A couple of months back, a friend loaned me a GPS gizmo, and I thought it was one sweet toy. I could slip it in the pocket of my bike shirt when I went riding, then plug it in when I got back and get a map of where I’d been, plus an elevation and speed profile.
Lissa and I went out walking around the neighborhood, tracing out a greeting to the world.
I coveted this toy. I love the concept of GPS art, and I imagined myself pocketing the little thing every time I rode, building up a rich map of my two-wheeled travels around the greater Albuquerque area.
And then I bought a map. (Click below to read more, this is kinda long for the aggregators.)
A couple of years ago, Malcolm Gladwell wrote a piece in the New Yorker that remains one of my favorite bits of writing, called The Social Life of Paper. It was a loving ode to what remains the finest technology for information storage and retrieval.
Computers offer extraordinary power. The ability to store vast amounts of data and quickly search through it is an important qualitative revolution. Google has quite literally changed my life. But when I need to get the information into my brain – when I need to usefully interact with it – there’s still no substitute for paper.
Last year, I dropped by the local REI to pick up a topographical map. I needed a quadrant up in the Jemez Mountains for a story I was working on, and I remembered their lovely big cabinet of topos. Turns out they don’t have it any more. Instead, it’s been replaced by an exciting new “maps on demand” computer technology. I perched at a screen, trying to navigate my way around mapspace to find the quadrant I needed. It was a hopeless task. The screen resolution wasn’t good enough, and there was no elbow room, that claustrophobic feeling you get when you’re peering through the soda straw of computerspace and have no feel for what lies outside the frame.
This wouldn’t have happened with the old paper maps. They had the big map on the wall, gridded up into quads, and you could move your eyes around it, run your finger over it, interact with it. If you thought you found the one you wanted, you could pull it out and look at it, hold it, move the information around in your three-dimensional cognitive world. A glance to the map’s right edge would show you which quad was next to it, and you could grab that one.

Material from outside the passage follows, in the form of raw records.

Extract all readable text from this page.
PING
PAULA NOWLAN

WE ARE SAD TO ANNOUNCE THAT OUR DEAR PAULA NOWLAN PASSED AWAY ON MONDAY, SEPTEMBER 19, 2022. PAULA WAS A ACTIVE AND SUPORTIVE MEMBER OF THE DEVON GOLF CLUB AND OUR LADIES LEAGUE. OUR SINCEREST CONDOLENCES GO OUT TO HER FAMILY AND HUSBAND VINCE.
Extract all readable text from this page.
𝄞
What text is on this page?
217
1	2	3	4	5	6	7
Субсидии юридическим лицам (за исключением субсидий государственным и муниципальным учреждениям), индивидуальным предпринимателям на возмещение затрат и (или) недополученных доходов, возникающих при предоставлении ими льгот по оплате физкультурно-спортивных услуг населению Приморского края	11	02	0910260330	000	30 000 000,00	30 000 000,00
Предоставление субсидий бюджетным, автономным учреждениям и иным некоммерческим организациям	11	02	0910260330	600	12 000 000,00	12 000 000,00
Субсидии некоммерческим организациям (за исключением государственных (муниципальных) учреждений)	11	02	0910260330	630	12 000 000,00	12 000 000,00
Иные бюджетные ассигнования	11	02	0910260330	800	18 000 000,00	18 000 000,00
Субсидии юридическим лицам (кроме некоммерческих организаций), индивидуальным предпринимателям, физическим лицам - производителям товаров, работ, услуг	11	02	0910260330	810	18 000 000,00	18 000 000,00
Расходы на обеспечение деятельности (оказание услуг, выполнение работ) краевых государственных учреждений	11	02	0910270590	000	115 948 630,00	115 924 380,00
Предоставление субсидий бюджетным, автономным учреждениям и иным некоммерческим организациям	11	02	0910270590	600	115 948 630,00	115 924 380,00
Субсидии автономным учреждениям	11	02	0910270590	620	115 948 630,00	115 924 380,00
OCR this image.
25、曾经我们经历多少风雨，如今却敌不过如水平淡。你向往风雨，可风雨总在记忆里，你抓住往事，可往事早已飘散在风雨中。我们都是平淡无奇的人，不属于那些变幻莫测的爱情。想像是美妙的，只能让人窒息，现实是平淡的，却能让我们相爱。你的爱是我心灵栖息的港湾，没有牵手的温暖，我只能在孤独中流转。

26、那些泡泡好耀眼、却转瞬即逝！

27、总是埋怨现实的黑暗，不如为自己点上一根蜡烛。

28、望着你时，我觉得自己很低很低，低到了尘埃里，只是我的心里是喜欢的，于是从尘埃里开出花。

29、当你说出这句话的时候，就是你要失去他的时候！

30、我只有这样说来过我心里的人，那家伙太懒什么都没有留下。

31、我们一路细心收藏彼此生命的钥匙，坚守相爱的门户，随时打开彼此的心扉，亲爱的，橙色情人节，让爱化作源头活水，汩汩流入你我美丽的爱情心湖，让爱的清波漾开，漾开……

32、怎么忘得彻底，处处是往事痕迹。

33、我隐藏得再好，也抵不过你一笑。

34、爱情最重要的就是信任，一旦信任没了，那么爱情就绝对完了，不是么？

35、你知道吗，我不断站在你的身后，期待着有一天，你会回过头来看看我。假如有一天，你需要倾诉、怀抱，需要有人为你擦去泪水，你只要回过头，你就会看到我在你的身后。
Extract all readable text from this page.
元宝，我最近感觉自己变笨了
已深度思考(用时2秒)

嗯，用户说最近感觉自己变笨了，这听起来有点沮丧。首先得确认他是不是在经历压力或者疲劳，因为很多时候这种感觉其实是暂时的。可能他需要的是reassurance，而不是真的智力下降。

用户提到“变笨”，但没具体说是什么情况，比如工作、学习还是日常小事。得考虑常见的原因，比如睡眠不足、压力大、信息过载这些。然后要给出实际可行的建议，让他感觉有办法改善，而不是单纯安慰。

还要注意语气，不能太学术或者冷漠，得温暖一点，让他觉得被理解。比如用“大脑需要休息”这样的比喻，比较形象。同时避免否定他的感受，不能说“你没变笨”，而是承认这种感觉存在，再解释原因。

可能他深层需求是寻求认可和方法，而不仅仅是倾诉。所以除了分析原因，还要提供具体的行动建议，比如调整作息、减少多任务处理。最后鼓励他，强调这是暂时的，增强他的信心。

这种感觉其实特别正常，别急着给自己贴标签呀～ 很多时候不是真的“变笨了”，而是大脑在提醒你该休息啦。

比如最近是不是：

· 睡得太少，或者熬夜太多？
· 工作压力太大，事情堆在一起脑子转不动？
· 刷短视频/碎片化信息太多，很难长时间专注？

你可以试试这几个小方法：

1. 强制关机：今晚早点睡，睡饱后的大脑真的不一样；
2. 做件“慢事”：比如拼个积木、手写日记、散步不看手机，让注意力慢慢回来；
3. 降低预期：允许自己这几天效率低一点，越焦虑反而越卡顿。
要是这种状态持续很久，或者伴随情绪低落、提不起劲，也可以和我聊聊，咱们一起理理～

Gladwell tells the story of the strips of paper air traffic controllers use to identify each aircraft in the sky – how they position then on clipboards, move then around, literally passing the paper from one controller to the next as responsibility for the aircraft is handed off. To modern computer systems types, this seems hopelessly archaic. But it works, because the information is allowed to inhabit their three-dimensional space, out where they can get their hands on it:
Those strips moving in and out of the peripheral view of the controller serve as cognitive cues, which the controller uses to help keep the “picture” of his sector clear in his head. When taking over a control position, controllers touch and rearrange the strips in front of them. When they are given a new strip, they are forced mentally to register a new flight and the new traffic situation. By writing on the strips, they can off-load information, keeping their minds free to attend to other matters.
At work today, I was wrestling with a complex Nuclear Regulatory Commission case. The NRC keeps a voluminous electronic database of all documents filed in each one of its regulatory actions. The interface leaves something to be desired, but it’s functional and it’s all there, powerfully searchable. I was chasing footnotes from one document to the next, and the computer made them accessible. (Not easily accessible – if the NRC wants to contract with interaction design folks at Google to get some help, I’d be a happy guy. But at least they’re there.)
But once I found each one I wanted, I printed it out. I underlined the important bits in red pen, and put little sticky notes on the key pages, and stuck them all in a big sloppy messy file folder on my desk. Paper works.
So up on my wall, I’ve now got a 1 to 100,000 BLM topographical and land jurisdiction map of the greater Albuquerque area. And a green highlighter pen. I don’t need to boot up a computer to create the trace of my latest ride. I don’t need to boot up a computer to look at it.